The Local Government Pension Scheme (LGPS) has said it is under pressure from government officials to switch to passive management after the suspension of the Woodford Equity Income fund in June.
LGPS, which is the largest public-sector pension scheme in the UK with almost 6m members, has 60 per cent of its holdings in active funds.
The active investment industry has come under pressure due to disappointing performances among other reasons and Jeff Houston, secretary to the LGPS advisory board, said the scheme had been called on to shift out its active fund managers in the wake of the Woodford suspension, the Financial Times reports.
“There are elements within government that want the LGPS to be passive and are trying to find a way for that to happen,” Houston told the FT. “There is a belief we are forgoing savings by not going passive.
“Things like Woodford come along and you get that knee-jerk regulatory reaction . . . the easiest thing is to just stop them having that ability to invest in actives.”

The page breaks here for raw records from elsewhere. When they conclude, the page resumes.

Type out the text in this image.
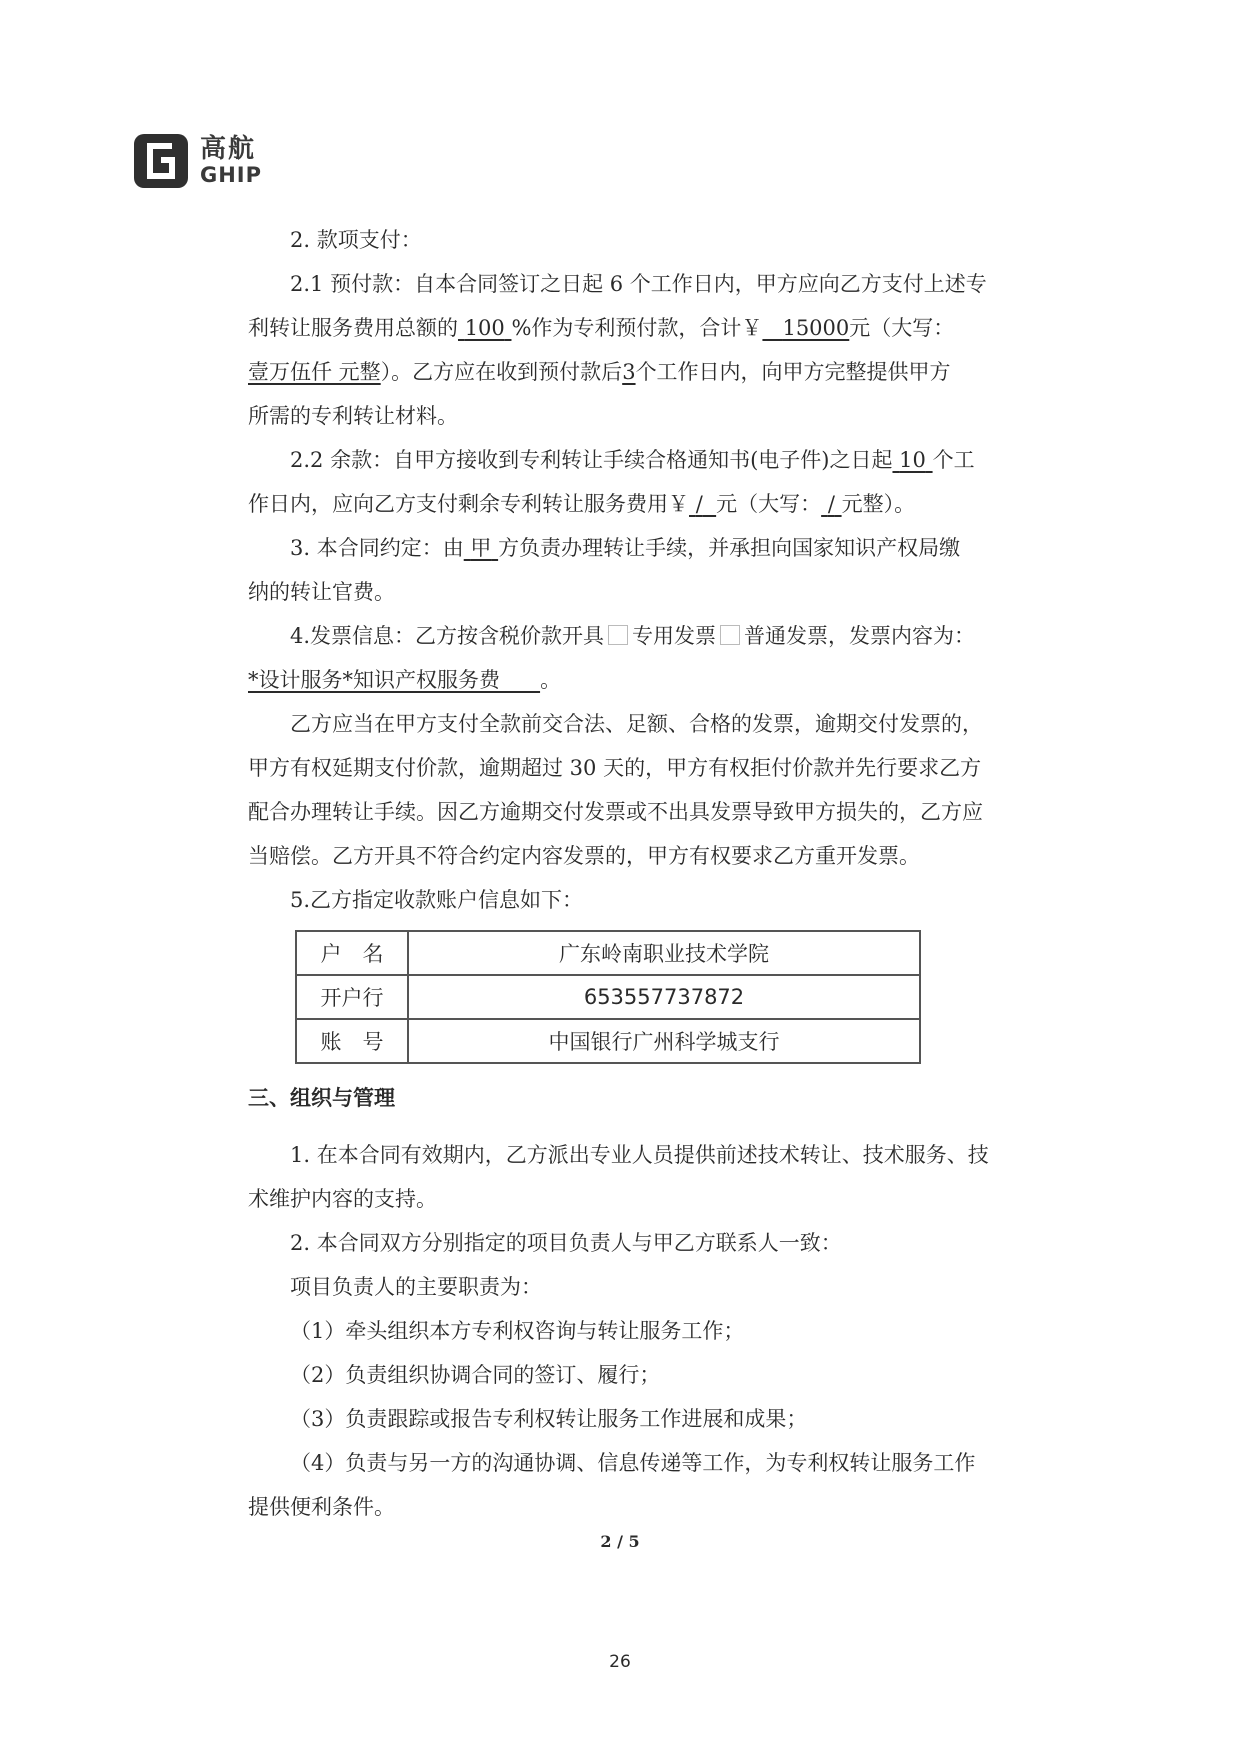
高航
GHIP
2. 款项支付：
2.1 预付款：自本合同签订之日起 6 个工作日内，甲方应向乙方支付上述专
利转让服务费用总额的 100 %作为专利预付款，合计￥ 15000元（大写：
壹万伍仟 元整）。乙方应在收到预付款后3个工作日内，向甲方完整提供甲方
所需的专利转让材料。
2.2 余款：自甲方接收到专利转让手续合格通知书(电子件)之日起 10 个工
作日内，应向乙方支付剩余专利转让服务费用￥ / 元（大写： / 元整）。
3. 本合同约定：由 甲 方负责办理转让手续，并承担向国家知识产权局缴
纳的转让官费。
4.发票信息：乙方按含税价款开具 专用发票 普通发票，发票内容为：
*设计服务*知识产权服务费 。
乙方应当在甲方支付全款前交合法、足额、合格的发票，逾期交付发票的，
甲方有权延期支付价款，逾期超过 30 天的，甲方有权拒付价款并先行要求乙方
配合办理转让手续。因乙方逾期交付发票或不出具发票导致甲方损失的，乙方应
当赔偿。乙方开具不符合约定内容发票的，甲方有权要求乙方重开发票。
5.乙方指定收款账户信息如下：
户　名	广东岭南职业技术学院
开户行	653557737872
账　号	中国银行广州科学城支行
三、组织与管理
1. 在本合同有效期内，乙方派出专业人员提供前述技术转让、技术服务、技
术维护内容的支持。
2. 本合同双方分别指定的项目负责人与甲乙方联系人一致：
项目负责人的主要职责为：
（1）牵头组织本方专利权咨询与转让服务工作；
（2）负责组织协调合同的签订、履行；
（3）负责跟踪或报告专利权转让服务工作进展和成果；
（4）负责与另一方的沟通协调、信息传递等工作，为专利权转让服务工作
提供便利条件。
2 / 5
26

Houston said the £275bn scheme had been pressed to move listed assets to passive management by government on the basis of a 2013 analysis by Hymans Robertson which suggested it could save £240m a year in investment fees and £190m in transactions fees.
“Understandably there are people within government going why haven’t you done that [moved to passives],” said Houston, but added he was not convinced it would mean better returns for the 5.8m public-sector workers.
In a statement, the Treasury said: “Decisions on investment strategy and asset allocation are taken locally by individual Local Government Pension Scheme funds.”
In its latest annual report, LGPS praised the performance of its active global equity managers for 2018 on the back of two disappointing years.
It said average global equity portfolio was more than two per cent up on its index.
“The funds in the top decile of performance in the last year were all managed in part by Baillie Gifford,” the LGPS added.